Thyroid nodules were common among persons who were given a thyroid cancer diagnosis (96.9%), and also in patients who were not (56.4%). The only nodule-related ultrasound findings associated with the risk for thyroid cancer were microcalcifications larger than 2 cm and solid rather than cyst-like in composition.

Bindman’s team determined that if one of those characteristics was to be used as an indication for biopsy, most cases of thyroid cancer would be detected (sensitivity 88%), with a high false-positive rate (44%) and a low positive likelihood ratio (2.0), and 56 biopsies would be performed for each cancer diagnosis.

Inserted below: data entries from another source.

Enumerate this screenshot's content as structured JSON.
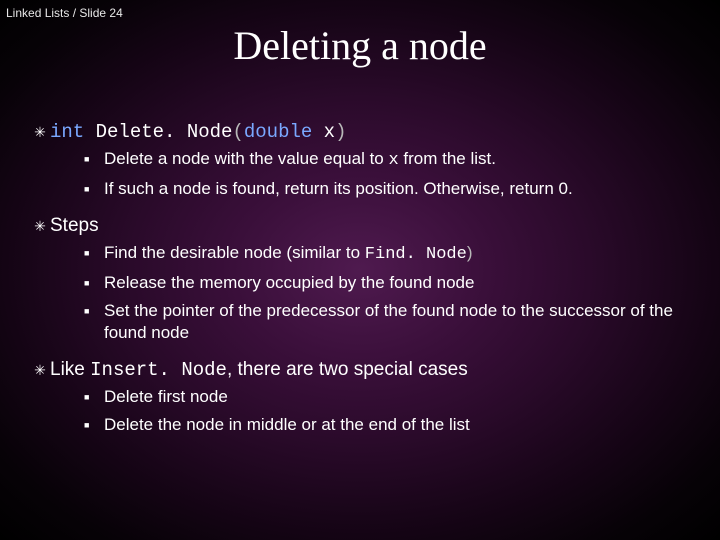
{
  "breadcrumb": "Linked Lists / Slide 24",
  "title": "Deleting a node",
  "section1": {
    "sig_pre": "int",
    "sig_name": " Delete. Node",
    "sig_open": "(",
    "sig_type": "double",
    "sig_arg": " x",
    "sig_close": ")",
    "b1_pre": "Delete a node with the value equal to ",
    "b1_code": "x",
    "b1_post": " from the list.",
    "b2": "If such a node is found, return its position. Otherwise, return 0."
  },
  "section2": {
    "heading": "Steps",
    "b1_pre": "Find the desirable node (similar to ",
    "b1_code": "Find. Node",
    "b1_post": ")",
    "b2": "Release the memory occupied by the found node",
    "b3": "Set the pointer of the predecessor of the found node to the successor of the found node"
  },
  "section3": {
    "heading_pre": "Like ",
    "heading_code": "Insert. Node",
    "heading_post": ", there are two special cases",
    "b1": "Delete first node",
    "b2": "Delete the node in middle or at the end of the list"
  }
}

If two of the characteristics were required for biopsy, the sensitivity rate would be lower (52%) but so would the false-positive rate (7%), the positive likelihood ratio would be higher (7.1), and only     16 biopsies would be performed per cancer diagnosis.

“Compared with performing biopsy of all thyroid nodules larger than 5 mm     [0.5 cm], adoption of this more stringent rule requiring two abnormal nodule characteristics to prompt biopsy would reduce unnecessary biopsies by 90% while maintaining a low risk of cancer (5 per 1,000 patients for whom biopsy is deferred),” concluded the authors, who added that their results should be validated in a larger, prospective cohort.